Characterization of the Temporal Dynamics of the Endothelial–Mesenchymal-like Transition Induced by Soluble Factors from Dengue Virus Infection in Microvascular Endothelial Cells

Abstract

Dengue virus (DV) infection poses a severe life-threatening risk in certain cases. This is mainly due to endothelial dysregulation, which causes plasma leakage and hemorrhage. However, the etiology of DV-induced endothelial dysregulation remains incompletely understood. To identify the potential mechanisms of endothelial dysregulation caused by DV, the effects of conditioned media from Dengue virus (CMDV) on the mechanics and transcriptional profile of the endothelial cells were examined using permeability assays, atomic force microscopy, In-Cell Western blot and in silico transcriptomics.
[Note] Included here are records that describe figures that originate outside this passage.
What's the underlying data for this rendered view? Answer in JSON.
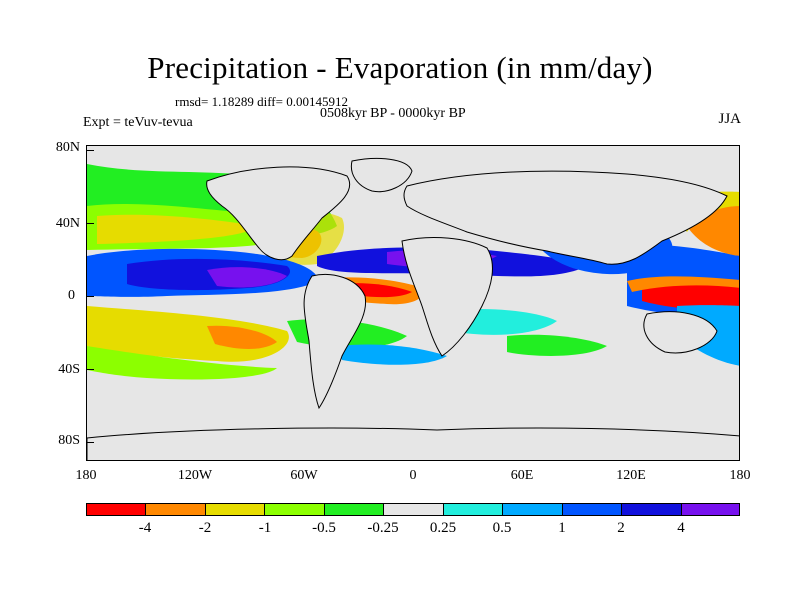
{
  "title": "Precipitation - Evaporation (in mm/day)",
  "stats": "rmsd= 1.18289 diff= 0.00145912",
  "period": "0508kyr BP - 0000kyr BP",
  "experiment": "Expt = teVuv-tevua",
  "season": "JJA",
  "map": {
    "lat_labels": [
      "80N",
      "40N",
      "0",
      "40S",
      "80S"
    ],
    "lon_labels": [
      "180",
      "120W",
      "60W",
      "0",
      "60E",
      "120E",
      "180"
    ],
    "background_color": "#e6e6e6"
  },
  "colorbar": {
    "labels": [
      "-4",
      "-2",
      "-1",
      "-0.5",
      "-0.25",
      "0.25",
      "0.5",
      "1",
      "2",
      "4"
    ],
    "colors": [
      "#ff0000",
      "#ff8800",
      "#e6dc00",
      "#8cff00",
      "#22ee22",
      "#e6e6e6",
      "#22eedd",
      "#00aaff",
      "#0055ff",
      "#1111dd",
      "#7711ee"
    ]
  }
}
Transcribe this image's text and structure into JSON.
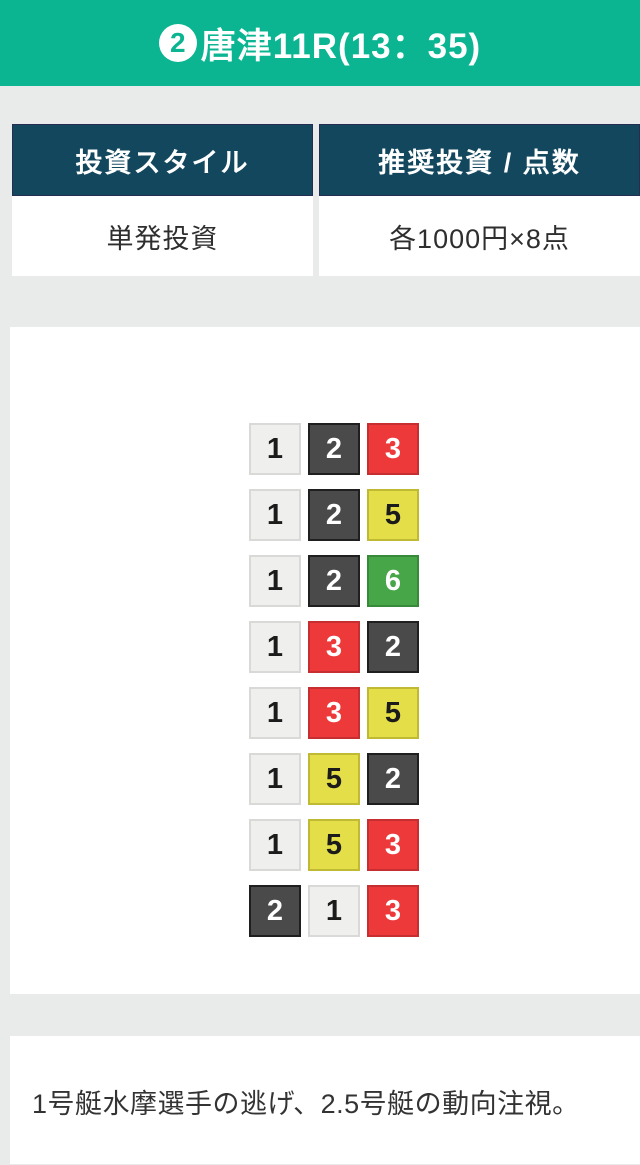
{
  "header": {
    "badge_number": "2",
    "title": "唐津11R(13：35)"
  },
  "invest_table": {
    "style_column": {
      "header": "投資スタイル",
      "value": "単発投資"
    },
    "amount_column": {
      "header": "推奨投資 / 点数",
      "value": "各1000円×8点"
    }
  },
  "combinations": {
    "rows": [
      [
        1,
        2,
        3
      ],
      [
        1,
        2,
        5
      ],
      [
        1,
        2,
        6
      ],
      [
        1,
        3,
        2
      ],
      [
        1,
        3,
        5
      ],
      [
        1,
        5,
        2
      ],
      [
        1,
        5,
        3
      ],
      [
        2,
        1,
        3
      ]
    ]
  },
  "boat_colors": {
    "1": {
      "bg": "#efefed",
      "border": "#d9d9d7",
      "text": "#1b1b1b"
    },
    "2": {
      "bg": "#4a4a4a",
      "border": "#1f1f1f",
      "text": "#ffffff"
    },
    "3": {
      "bg": "#ee393b",
      "border": "#c62f31",
      "text": "#ffffff"
    },
    "5": {
      "bg": "#e4de48",
      "border": "#bfb934",
      "text": "#1b1b1b"
    },
    "6": {
      "bg": "#47a748",
      "border": "#38893a",
      "text": "#ffffff"
    }
  },
  "note": {
    "text": "1号艇水摩選手の逃げ、2.5号艇の動向注視。"
  },
  "colors": {
    "accent_green": "#0bb592",
    "table_header_bg": "#12475e",
    "table_header_border": "#232e52",
    "page_bg": "#e9eaea"
  }
}
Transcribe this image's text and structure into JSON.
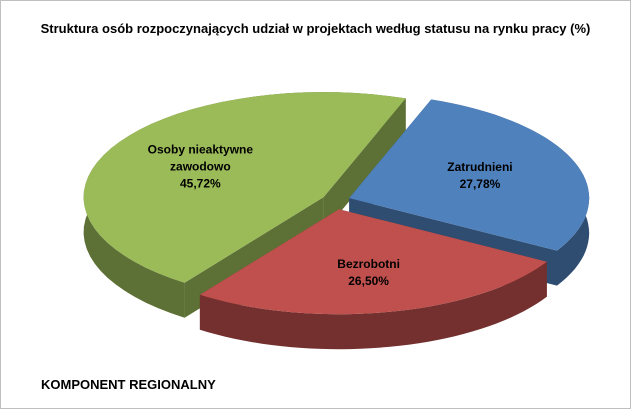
{
  "chart_data": {
    "type": "pie",
    "title": "Struktura osób rozpoczynających udział w projektach według statusu na rynku pracy (%)",
    "categories": [
      "Zatrudnieni",
      "Bezrobotni",
      "Osoby nieaktywne zawodowo"
    ],
    "values": [
      27.78,
      26.5,
      45.72
    ],
    "value_labels": [
      "27,78%",
      "26,50%",
      "45,72%"
    ],
    "colors": [
      "#4f81bd",
      "#c0504d",
      "#9bbb59"
    ],
    "footnote": "KOMPONENT REGIONALNY"
  }
}
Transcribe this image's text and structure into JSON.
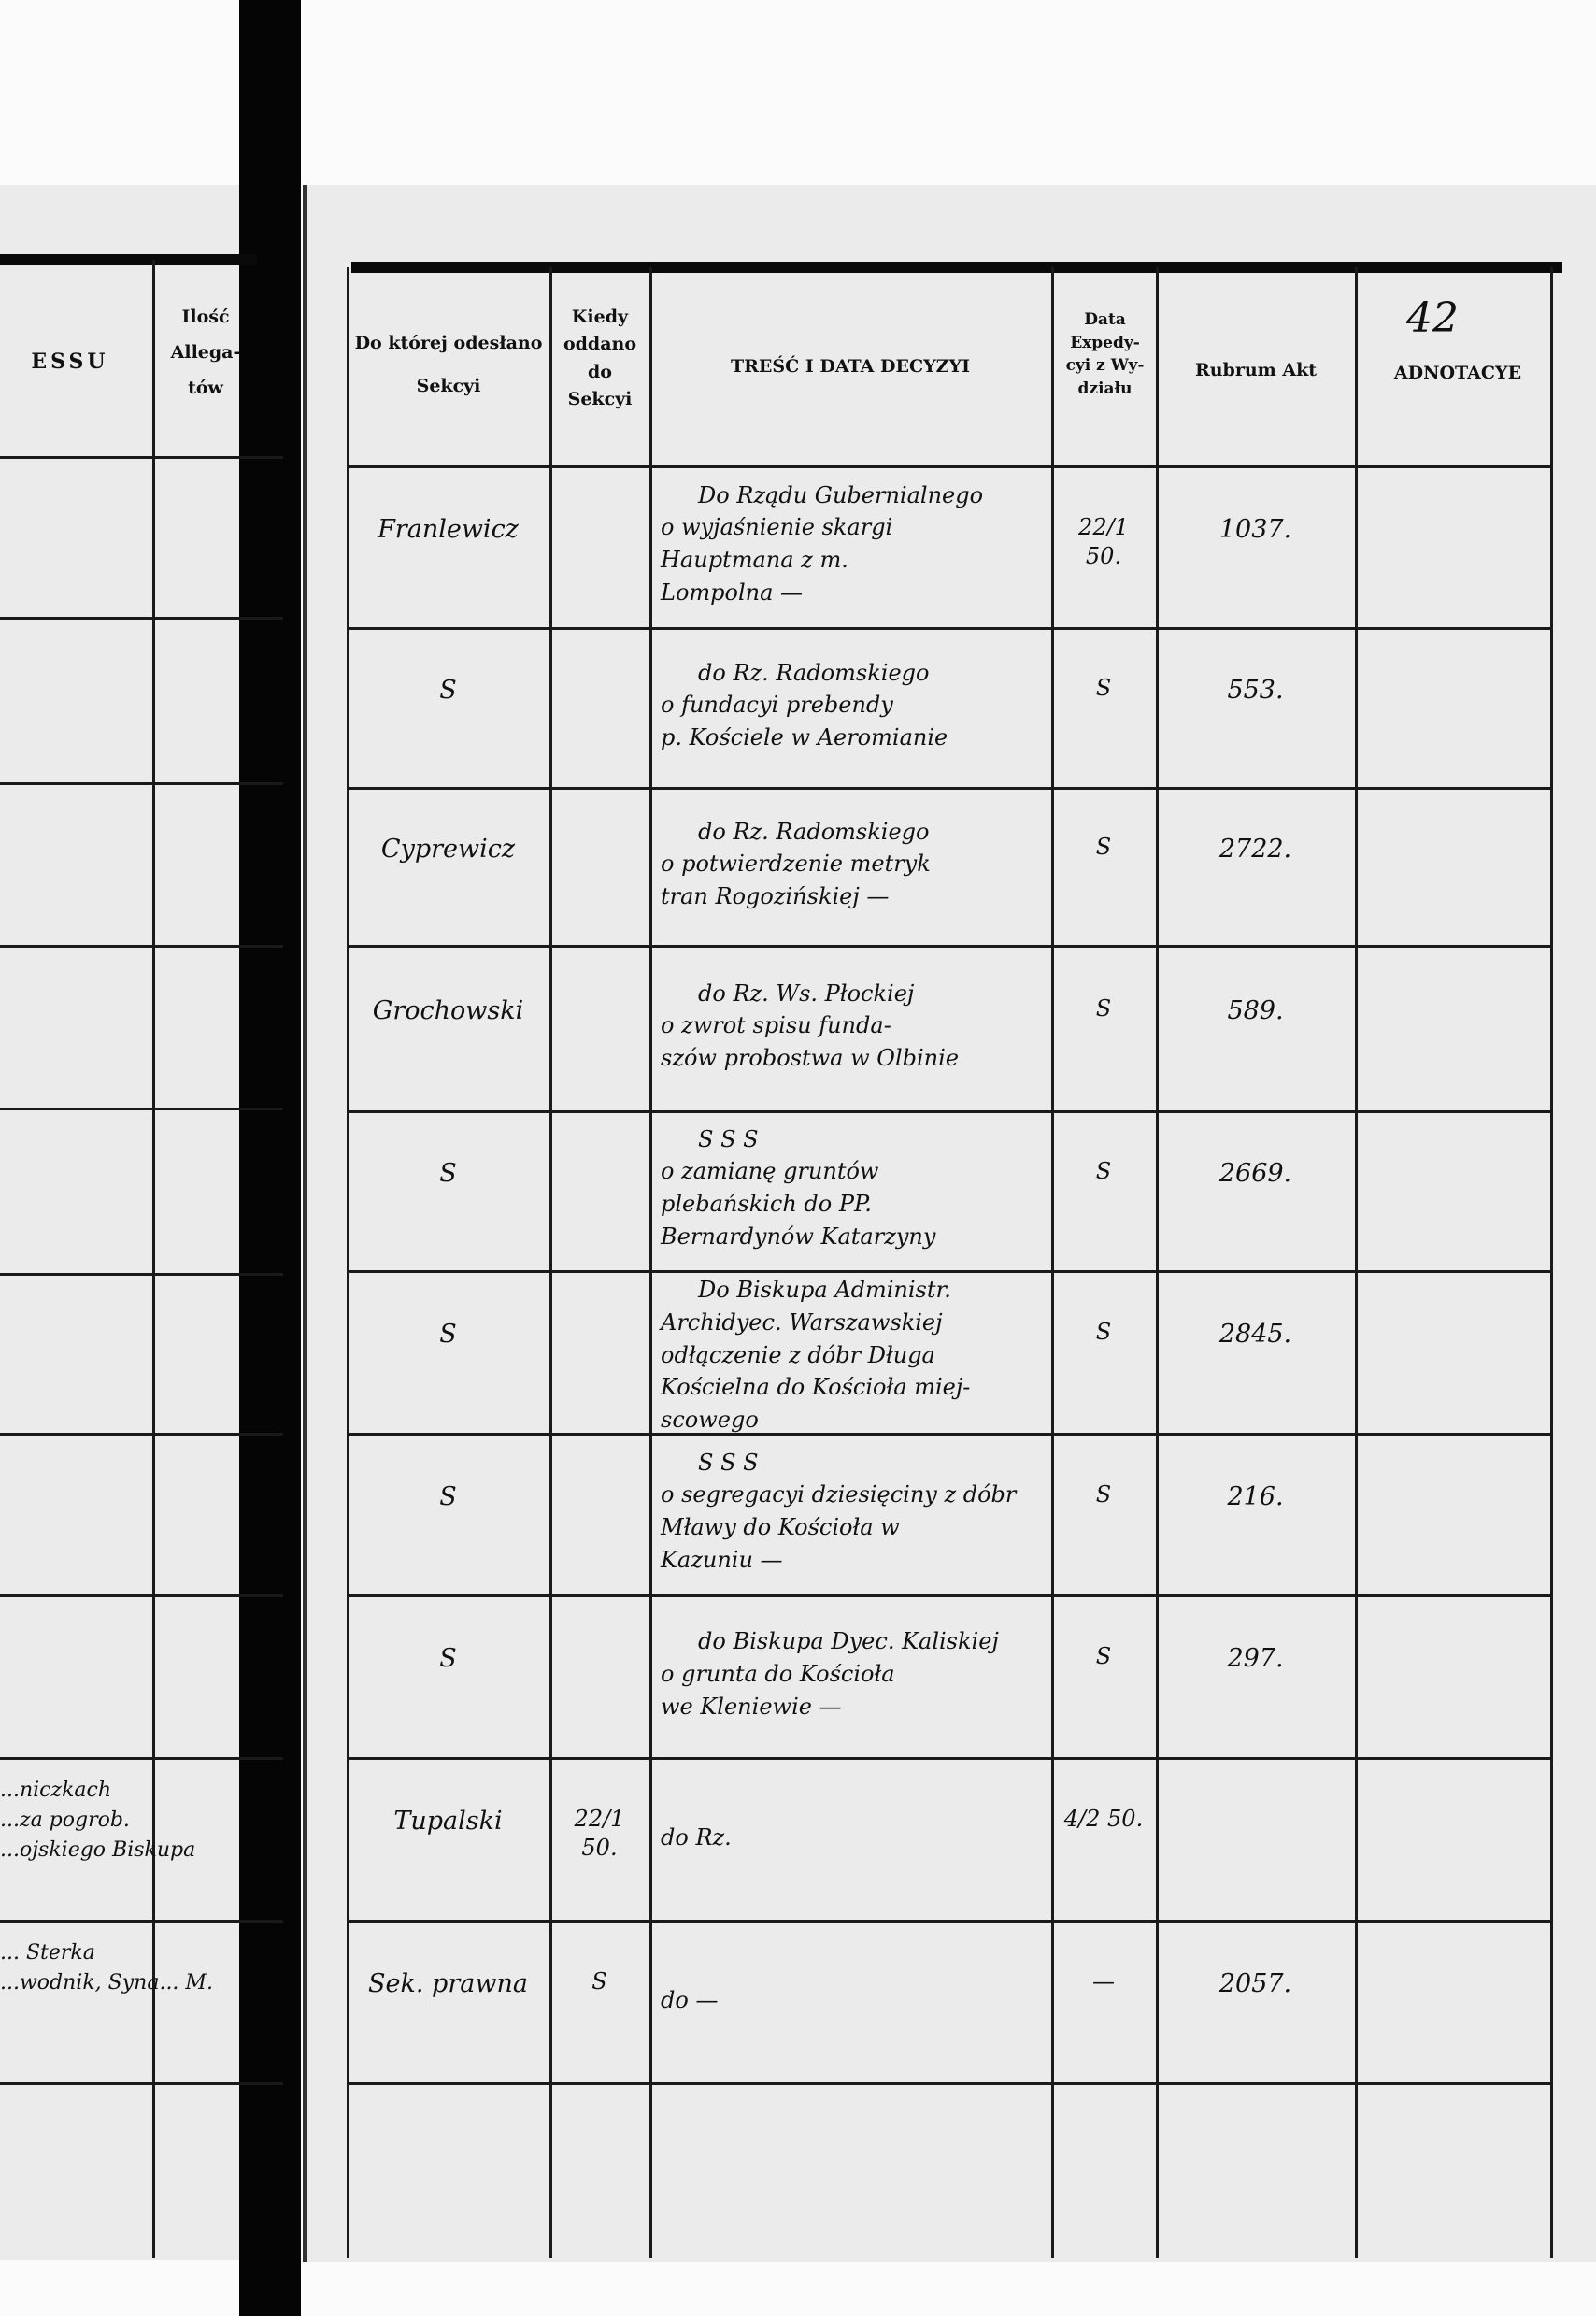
{
  "left_page": {
    "headers": {
      "process_fragment": "ESSU",
      "allegat_count": "Ilość Allega- tów"
    },
    "fragments": [
      {
        "row": 9,
        "lines": [
          "...niczkach",
          "...za pogrob.",
          "...ojskiego Biskupa"
        ]
      },
      {
        "row": 10,
        "lines": [
          "... Sterka",
          "...wodnik, Syna...  M."
        ]
      }
    ]
  },
  "right_page": {
    "folio_number": "42",
    "headers": {
      "section": "Do której odesłano Sekcyi",
      "when_given": "Kiedy oddano do Sekcyi",
      "content": "TREŚĆ I DATA DECYZYI",
      "expedition_date": "Data Expedy- cyi z Wy- działu",
      "rubrum": "Rubrum Akt",
      "annotations": "ADNOTACYE"
    },
    "rows": [
      {
        "section": "Franlewicz",
        "when_given": "",
        "content": [
          "Do Rządu Gubernialnego",
          "o wyjaśnienie skargi",
          "Hauptmana z m.",
          "Lompolna —"
        ],
        "expedition_date": "22/1 50.",
        "rubrum": "1037.",
        "annotation": ""
      },
      {
        "section": "S",
        "when_given": "",
        "content": [
          "do Rz. Radomskiego",
          "o fundacyi prebendy",
          "p. Kościele w Aeromianie"
        ],
        "expedition_date": "S",
        "rubrum": "553.",
        "annotation": ""
      },
      {
        "section": "Cyprewicz",
        "when_given": "",
        "content": [
          "do Rz. Radomskiego",
          "o potwierdzenie metryk",
          "tran Rogozińskiej —"
        ],
        "expedition_date": "S",
        "rubrum": "2722.",
        "annotation": ""
      },
      {
        "section": "Grochowski",
        "when_given": "",
        "content": [
          "do Rz. Ws. Płockiej",
          "o zwrot spisu funda-",
          "szów probostwa w Olbinie"
        ],
        "expedition_date": "S",
        "rubrum": "589.",
        "annotation": ""
      },
      {
        "section": "S",
        "when_given": "",
        "content": [
          "S   S   S",
          "o zamianę gruntów",
          "plebańskich do PP.",
          "Bernardynów Katarzyny"
        ],
        "expedition_date": "S",
        "rubrum": "2669.",
        "annotation": ""
      },
      {
        "section": "S",
        "when_given": "",
        "content": [
          "Do Biskupa Administr.",
          "Archidyec. Warszawskiej",
          "odłączenie z dóbr Długa",
          "Kościelna do Kościoła miej-",
          "scowego"
        ],
        "expedition_date": "S",
        "rubrum": "2845.",
        "annotation": ""
      },
      {
        "section": "S",
        "when_given": "",
        "content": [
          "S   S   S",
          "o segregacyi dziesięciny z dóbr",
          "Mławy do Kościoła w",
          "Kazuniu —"
        ],
        "expedition_date": "S",
        "rubrum": "216.",
        "annotation": ""
      },
      {
        "section": "S",
        "when_given": "",
        "content": [
          "do Biskupa Dyec. Kaliskiej",
          "o grunta do Kościoła",
          "we Kleniewie —"
        ],
        "expedition_date": "S",
        "rubrum": "297.",
        "annotation": ""
      },
      {
        "section": "Tupalski",
        "when_given": "22/1 50.",
        "content": [
          "do Rz."
        ],
        "expedition_date": "4/2 50.",
        "rubrum": "",
        "annotation": ""
      },
      {
        "section": "Sek. prawna",
        "when_given": "S",
        "content": [
          "do —"
        ],
        "expedition_date": "—",
        "rubrum": "2057.",
        "annotation": ""
      }
    ]
  }
}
Exposure of HMEC-1 cells to the CMDV increased endothelial permeability and cellular stiffness. It also induced the expression of the key proteins associated with endothelial-to-mesenchymal transition (EndMT). These data support the notion that the DV promotes endothelial dysfunction by triggering transcriptional programs that compromise the endothelial barrier function. Understanding the molecular mechanisms underlying DV-induced endothelial dysregulation is crucial for developing targeted therapeutic strategies to mitigate the severe outcomes associated with dengue infection.